Le jet envoie ma sueur, la terre et la poussière se noyer dans les conduits. Je savoure la chaleur et mon retour à la propreté. Je savonne avec minutie mes membres chauds, frotte énergiquement ma tignasse foncée. Des grains de sable chutent dans le pédiluve, tenant compagnie aux brins de foin qui semblaient s'être collés dans mon dos.

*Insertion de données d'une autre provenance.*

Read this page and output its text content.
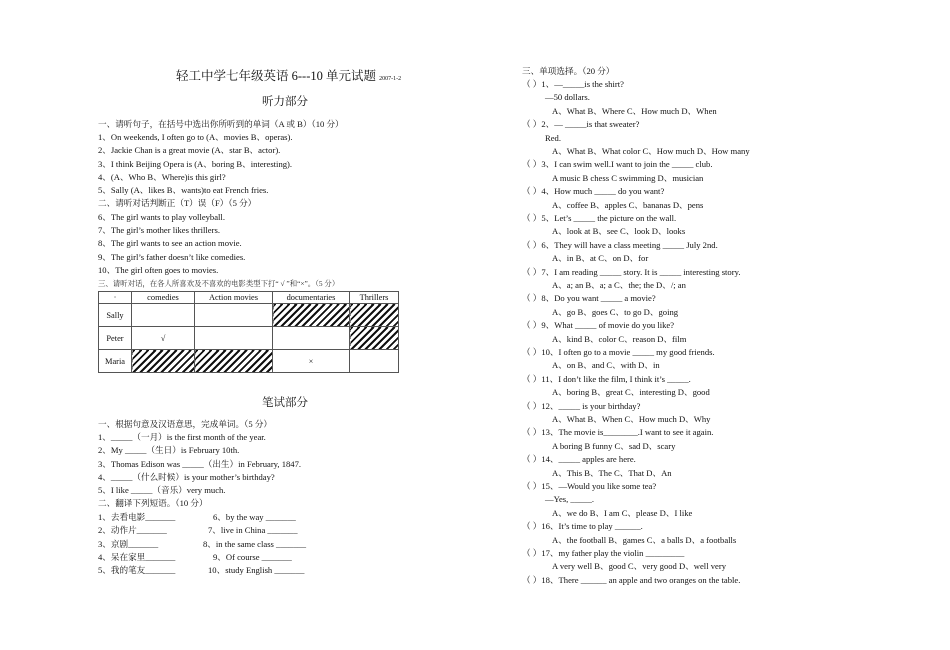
轻工中学七年级英语 6---10 单元试题 2007-1-2
听力部分
一、请听句子，在括号中选出你所听到的单词（A 或 B）（10 分）
1、On weekends, I often go to (A、movies B、operas).
2、Jackie Chan is a great movie (A、star B、actor).
3、I think Beijing Opera is (A、boring B、interesting).
4、(A、Who B、Where)is this girl?
5、Sally (A、likes B、wants)to eat French fries.
二、请听对话判断正（T）误（F）（5 分）
6、The girl wants to play volleyball.
7、The girl’s mother likes thrillers.
8、The girl wants to see an action movie.
9、The girl’s father doesn’t like comedies.
10、The girl often goes to movies.
三、请听对话，在各人所喜欢及不喜欢的电影类型下打“ √ ”和“×”。（5 分）
·	comedies	Action movies	documentaries	Thrillers
Sally				
Peter	√			
Maria			×	
笔试部分
一、根据句意及汉语意思，完成单词。（5 分）
1、_____（一月）is the first month of the year.
2、My _____（生日）is February 10th.
3、Thomas Edison was _____（出生）in February, 1847.
4、_____（什么时候）is your mother’s birthday?
5、I like _____（音乐）very much.
二、翻译下列短语。（10 分）
1、去看电影_______	6、by the way _______
2、动作片_______	7、live in China _______
3、京剧_______	8、in the same class _______
4、呆在家里_______	9、Of course _______
5、我的笔友_______	10、study English _______
三、单项选择。（20 分）
（ ）1、—_____is the shirt?
—50 dollars.
A、What B、Where C、How much D、When
（ ）2、— _____is that sweater?
Red.
A、What B、What color C、How much D、How many
（ ）3、I can swim well.I want to join the _____ club.
A music B chess C swimming D、musician
（ ）4、How much _____ do you want?
A、coffee B、apples C、bananas D、pens
（ ）5、Let’s _____ the picture on the wall.
A、look at B、see C、look D、looks
（ ）6、They will have a class meeting _____ July 2nd.
A、in B、at C、on D、for
（ ）7、I am reading _____ story. It is _____ interesting story.
A、a; an B、a; a C、the; the D、/; an
（ ）8、Do you want _____ a movie?
A、go B、goes C、to go D、going
（ ）9、What _____ of movie do you like?
A、kind B、color C、reason D、film
（ ）10、I often go to a movie _____ my good friends.
A、on B、and C、with D、in
（ ）11、I don’t like the film, I think it’s _____.
A、boring B、great C、interesting D、good
（ ）12、_____ is your birthday?
A、What B、When C、How much D、Why
（ ）13、The movie is________.I want to see it again.
A boring B funny C、sad D、scary
（ ）14、_____ apples are here.
A、This B、The C、That D、An
（ ）15、—Would you like some tea?
—Yes, _____.
A、we do B、I am C、please D、I like
（ ）16、It’s time to play ______.
A、the football B、games C、a balls D、a footballs
（ ）17、my father play the violin _________
A very well B、good C、very good D、well very
（ ）18、There ______ an apple and two oranges on the table.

Mes abdominaux tressautent encore au souvenir des figures que j'ai réalisé dans l'après-midi. Il faut plusieurs minutes avant que mon corps ne conçoive à se détendre. Quand les nœuds musculaires s'effacent, je ne m'attarde pas et me sèche.
La serviette autour de la taille, je discipline mes cheveux à l'aide de gel puis enfile des vêtements propres et une paire de basket plates. J'aère pour dissiper la buée, reprends mon sac avec ma tenue d'entraînement et ressors du bâtiment. Une brise fraîche me fait frissonner. Du haut des escaliers, j'ai une vue globale sur le centre. Je devine au loin les clôtures, m'attarde sur le mouvement sur le parking ; les derniers clients désertent l'écurie. La leçon doit être terminée.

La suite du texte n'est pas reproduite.